In such agreements, a donor transfers assets for the shared benefit of at least two beneficiaries, which often are:
- A government (such as a public college or university or public health care provider).
- Another beneficiary designated by the donor.
The donor transfers the assets to either the government or to a separate third party, such as a bank.
GASB is proposing new recognition and measurement guidance in the exposure draft, Accounting and Financial Reporting for Irrevocable Split-Interest Agreements.

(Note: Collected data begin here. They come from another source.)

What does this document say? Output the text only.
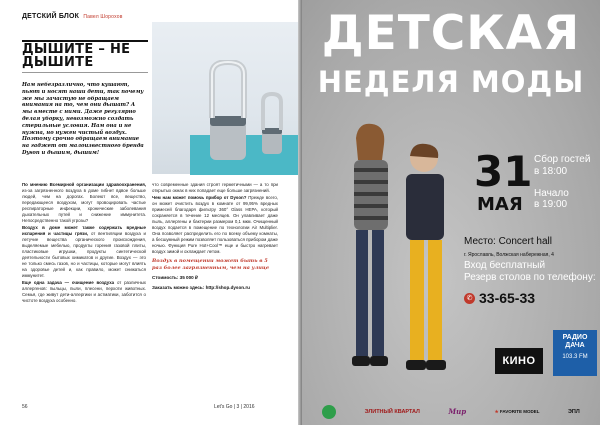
ДЕТСКИЙ БЛОК Павел Шорохов
ДЫШИТЕ – НЕ ДЫШИТЕ
Нам небезразлично, что кушают, пьют и носят наши дети, так почему же мы зачастую не обращаем внимания на то, чем они дышат? А мы вместе с ними. Даже регулярно делая уборку, невозможно создать стерильные условия. Нам она и не нужна, но нужен чистый воздух. Поэтому срочно обращаем внимание на гаджет от малоизвестного бренда Dyson и дышим, дышим!

По мнению Всемирной организации здравоохранения, из-за загрязненного воздуха в доме гибнет вдвое больше людей, чем на дорогах. Болеют все, вещество, передающееся воздухом, могут провоцировать частые респираторные инфекции, хронические заболевания дыхательных путей и снижение иммунитета. Непосредственно такой угрозы?

Воздух в доме может также содержать вредные испарения и частицы грязи, от вентиляции воздуха и летучие вещества органического происхождения, выделяемые мебелью, продукты горения газовой плиты, пластиковые игрушки, продукты синтетической деятельности бытовых химикатов и другие. Воздух — это не только смесь газов, но и частицы, которые могут влиять на здоровье детей и, как правило, может снижаться иммунитет.

Еще одна задача — очищение воздуха от различных аллергенов: пыльцы, пыли, плесени, перхоти животных. Семья, где живут дети-аллергики и астматики, заботится о чистоте воздуха особенно.

что современные здания строят герметичными — а то при открытых окнах в них попадает еще больше загрязнений.

Чем нам может помочь прибор от Dyson? Прежде всего, он может очистить воздух в комнате от 99,95% вредных примесей благодаря фильтру 360° Glass HEPA, который сохраняется в течение 12 месяцев. Он улавливает даже пыль, аллергены и бактерии размером 0,1 мкм. Очищенный воздух подается в помещение по технологии Air Multiplier. Она позволяет распределить его по всему объему комнаты, а бесшумный режим позволяет пользоваться прибором даже ночью. Функция Pure Hot+Cool™ еще и быстро нагревает воздух зимой и охлаждает летом.

Воздух в помещении может быть в 5 раз более загрязненным, чем на улице
Стоимость: 35 000 ₽
Заказать можно здесь: http://shop.dyson.ru
56	Let's Go | 3 | 2016
ДЕТСКАЯ
НЕДЕЛЯ МОДЫ
31
МАЯ
Сбор гостей
в 18:00
Начало
в 19:00
Место: Concert hall
г. Ярославль, Волжская набережная, 4
Вход бесплатный
Резерв столов по телефону:
✆ 33-65-33
КИНО
РАДИО ДАЧА
103.3 FM
ЭЛИТНЫЙ КВАРТАЛ	Мир
★	FAVORITE MODEL	ЭПЛ
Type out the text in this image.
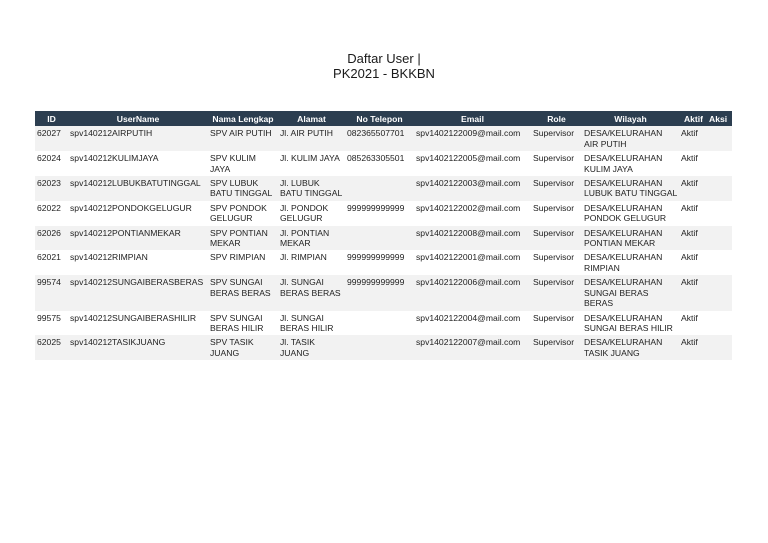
Daftar User |
PK2021 - BKKBN
ID	UserName	Nama Lengkap	Alamat	No Telepon	Email	Role	Wilayah	Aktif	Aksi
62027	spv140212AIRPUTIH	SPV AIR PUTIH	Jl. AIR PUTIH	082365507701	spv1402122009@mail.com	Supervisor	DESA/KELURAHAN AIR PUTIH	Aktif	
62024	spv140212KULIMJAYA	SPV KULIM JAYA	Jl. KULIM JAYA	085263305501	spv1402122005@mail.com	Supervisor	DESA/KELURAHAN KULIM JAYA	Aktif	
62023	spv140212LUBUKBATUTINGGAL	SPV LUBUK BATU TINGGAL	Jl. LUBUK BATU TINGGAL		spv1402122003@mail.com	Supervisor	DESA/KELURAHAN LUBUK BATU TINGGAL	Aktif	
62022	spv140212PONDOKGELUGUR	SPV PONDOK GELUGUR	Jl. PONDOK GELUGUR	999999999999	spv1402122002@mail.com	Supervisor	DESA/KELURAHAN PONDOK GELUGUR	Aktif	
62026	spv140212PONTIANMEKAR	SPV PONTIAN MEKAR	Jl. PONTIAN MEKAR		spv1402122008@mail.com	Supervisor	DESA/KELURAHAN PONTIAN MEKAR	Aktif	
62021	spv140212RIMPIAN	SPV RIMPIAN	Jl. RIMPIAN	999999999999	spv1402122001@mail.com	Supervisor	DESA/KELURAHAN RIMPIAN	Aktif	
99574	spv140212SUNGAIBERASBERAS	SPV SUNGAI BERAS BERAS	Jl. SUNGAI BERAS BERAS	999999999999	spv1402122006@mail.com	Supervisor	DESA/KELURAHAN SUNGAI BERAS BERAS	Aktif	
99575	spv140212SUNGAIBERASHILIR	SPV SUNGAI BERAS HILIR	Jl. SUNGAI BERAS HILIR		spv1402122004@mail.com	Supervisor	DESA/KELURAHAN SUNGAI BERAS HILIR	Aktif	
62025	spv140212TASIKJUANG	SPV TASIK JUANG	Jl. TASIK JUANG		spv1402122007@mail.com	Supervisor	DESA/KELURAHAN TASIK JUANG	Aktif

The proposal addresses when these types of arrangements constitute an asset for accounting and financial reporting purposes when a third party administers the resources.
In addition, the proposal seeks feedback on expanded guidance for such agreements in which the assets are held by the government.
“Irrevocable split-interest agreements can represent a meaningful source of resources for public colleges, universities, and hospitals,” GASB Chairman David Vaudt said in a news release. “The board believes that the proposed guidance will lead to more consistent accounting for these arrangements, which will make the information users have access to more comparable.”
Under the proposal, a government that receives resources under an irrevocable split-interest agreement would be required to recognize:
- The assets;
- A liability related to the other designated beneficiary’s portion of those assets; and
- A deferred inflow of resources related to the government’s portion of those assets.
When a third party administers the agreement, the proposal would require a government to recognize an asset for its beneficial interest. Revenue would be recognized when a government receives a disbursement under the agreement.